Postmodern Conservative

A Maliki Primer, and an American Abdication

Here’s an extensive primer on the background and rise of Prime Minister Nuri al-Maliki, by Dexter Filkins, from The New Yorker in late April. I’m hipped to it via Power Line, whose summary emphasizes the evidence within it that President Obama is to blame for the recent debacle, particularly regarding his imprudent giving up on the negotiations that could have kept some U.S. forces there. I largely agree with the Power Line analysis, but again stress that the best outcome with a posited-wise Obama might have been the U.S. now having leverage, ISIL having made fewer gains, and Maliki still semi-pretending to be for Iraq more than he is for the Shia.  And maybe his most recent election results would have been substantially poorer. 

Filikins’s evidence suggests Maliki has been a “sleeper despot” all along.
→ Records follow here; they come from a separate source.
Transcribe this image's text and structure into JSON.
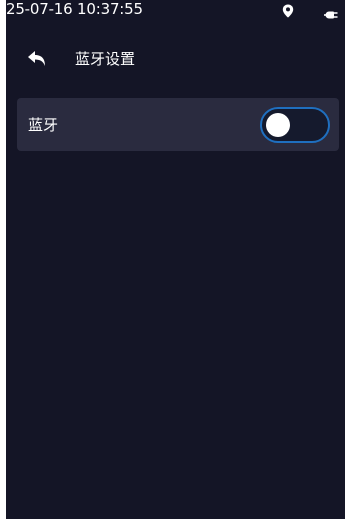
{
  "status_bar": {
    "time": "25-07-16 10:37:55",
    "location_icon": "location-pin-icon",
    "power_icon": "power-plug-icon"
  },
  "header": {
    "back_icon": "back-arrow-icon",
    "title": "蓝牙设置"
  },
  "settings": {
    "bluetooth": {
      "label": "蓝牙",
      "enabled": false
    }
  },
  "colors": {
    "background": "#141526",
    "row_background": "#2a2b3f",
    "toggle_border": "#1f6fbf",
    "text": "#ffffff"
  }
}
That is, the evidence points to Maliki’s aim to emerge as a Shia version of Saddam Hussein, at least over a rump Iraq.  Not so much for the glory, but for his personal safety, and that of the Shia generally. 
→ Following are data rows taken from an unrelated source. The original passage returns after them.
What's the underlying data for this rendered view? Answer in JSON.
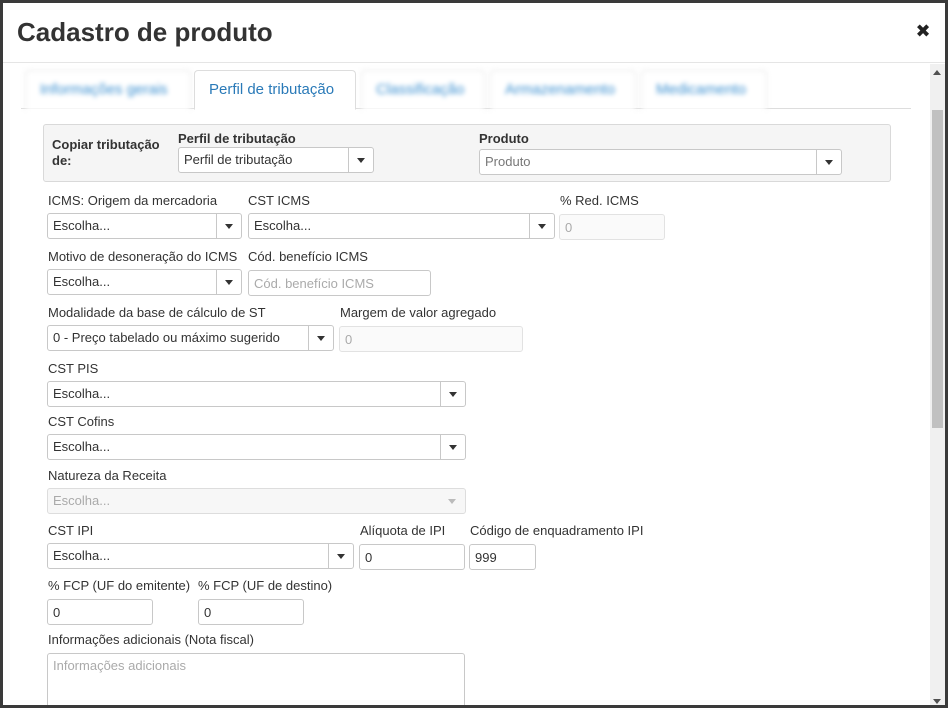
{
  "modal": {
    "title": "Cadastro de produto"
  },
  "tabs": [
    {
      "label": "Informações gerais",
      "active": false
    },
    {
      "label": "Perfil de tributação",
      "active": true
    },
    {
      "label": "Classificação",
      "active": false
    },
    {
      "label": "Armazenamento",
      "active": false
    },
    {
      "label": "Medicamento",
      "active": false
    }
  ],
  "copy": {
    "label": "Copiar tributação de:",
    "label_line1": "Copiar tributação",
    "label_line2": "de:",
    "profile_label": "Perfil de tributação",
    "profile_value": "Perfil de tributação",
    "product_label": "Produto",
    "product_value": "Produto"
  },
  "fields": {
    "icms_origem_label": "ICMS: Origem da mercadoria",
    "icms_origem_value": "Escolha...",
    "cst_icms_label": "CST ICMS",
    "cst_icms_value": "Escolha...",
    "red_icms_label": "% Red. ICMS",
    "red_icms_placeholder": "0",
    "motivo_label": "Motivo de desoneração do ICMS",
    "motivo_value": "Escolha...",
    "beneficio_label": "Cód. benefício ICMS",
    "beneficio_placeholder": "Cód. benefício ICMS",
    "modalidade_label": "Modalidade da base de cálculo de ST",
    "modalidade_value": "0 - Preço tabelado ou máximo sugerido",
    "margem_label": "Margem de valor agregado",
    "margem_placeholder": "0",
    "cst_pis_label": "CST PIS",
    "cst_pis_value": "Escolha...",
    "cst_cofins_label": "CST Cofins",
    "cst_cofins_value": "Escolha...",
    "natureza_label": "Natureza da Receita",
    "natureza_value": "Escolha...",
    "cst_ipi_label": "CST IPI",
    "cst_ipi_value": "Escolha...",
    "aliquota_ipi_label": "Alíquota de IPI",
    "aliquota_ipi_value": "0",
    "enquadramento_label": "Código de enquadramento IPI",
    "enquadramento_value": "999",
    "fcp_emitente_label": "% FCP (UF do emitente)",
    "fcp_emitente_value": "0",
    "fcp_destino_label": "% FCP (UF de destino)",
    "fcp_destino_value": "0",
    "info_label": "Informações adicionais (Nota fiscal)",
    "info_placeholder": "Informações adicionais"
  }
}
Filkins’s narrative suggests the key moment of disaster for post-Bush Iraq came when the Obama administration calculated that they had no way to back the “secular, pro-Western coalition called Iraqiya, led by Ayad Allawi,” when it won the most votes in the 2010 election but not enough to form a government, without hopelessly angering Maliki’s backers and other Shia parties and politicians. It seems likely that that calculation was heavily swayed by an Obama desire to wash our hands of involvement in Iraqi politics, but Obama-critics should remain at least open to the possibility that it was basically a correct assessment of what the Shia parties would do if Allawi replaced Maliki. Not that that justifies our not vigorously resisting the violations of the Iraq constitution, which sidelined Allawi and Iraqiya, or any of the rest of Obama’s non-policy since then. For Obama to have insisted upon Allawi’s rights in 2010 might have simply brought about civil-war type activity occurring then, instead of now. But do note, in that scenario a non-sectarian party with ample Sunni-support would have been a major player, and we would have remained the “strongest tribe” in everyone’s calculations. Now, we are gone, Iraqiya and such seem irrelevant, and an al-Qaeda empire is emerging from the wreckage of eastern Syria and northern Iraq. 
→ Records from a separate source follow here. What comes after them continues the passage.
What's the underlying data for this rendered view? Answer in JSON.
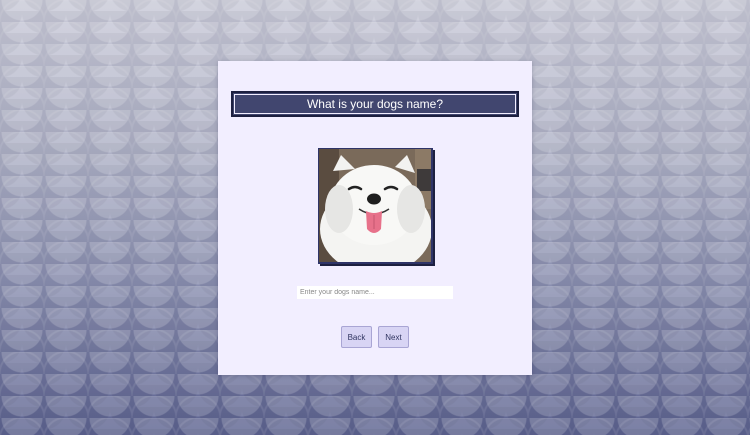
{
  "card": {
    "title": "What is your dogs name?"
  },
  "photo": {
    "icon": "dog-photo"
  },
  "name_input": {
    "placeholder": "Enter your dogs name...",
    "value": ""
  },
  "buttons": {
    "back_label": "Back",
    "next_label": "Next"
  },
  "colors": {
    "title_bar": "#41466f",
    "card_bg": "#f2eeff",
    "button_bg": "#d8d4f4"
  }
}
It feels to me as if Obama and those around him simply succumbed to the all-American temptation, one that even Michael Totten is succumbing to now, to just say, “Forget it, Iraqis, we gave you what chance we could, you squandered it, and you’re just 100 percent on your own now.” (The liberal version of this puts more of the blame on our trying to help in the first place.) It’s just that there never is a 100 percent, is there? Nor are we capable of not caring any more about the Iraqis, are we? Obama’s abdication of our (not primary but nonetheless substantial) responsibility for post-Saddam Iraq is by no means as clear-cut as the one the congressional Democrats forced upon Gerald Ford with respect to South Vietnam, but it remains an abdication. One that looks likely to kill hundreds of thousands, if not more. 

Again, like most Americans, I’m playing catch-up, so I welcome anyone calling my attention to any errors of fact or analysis.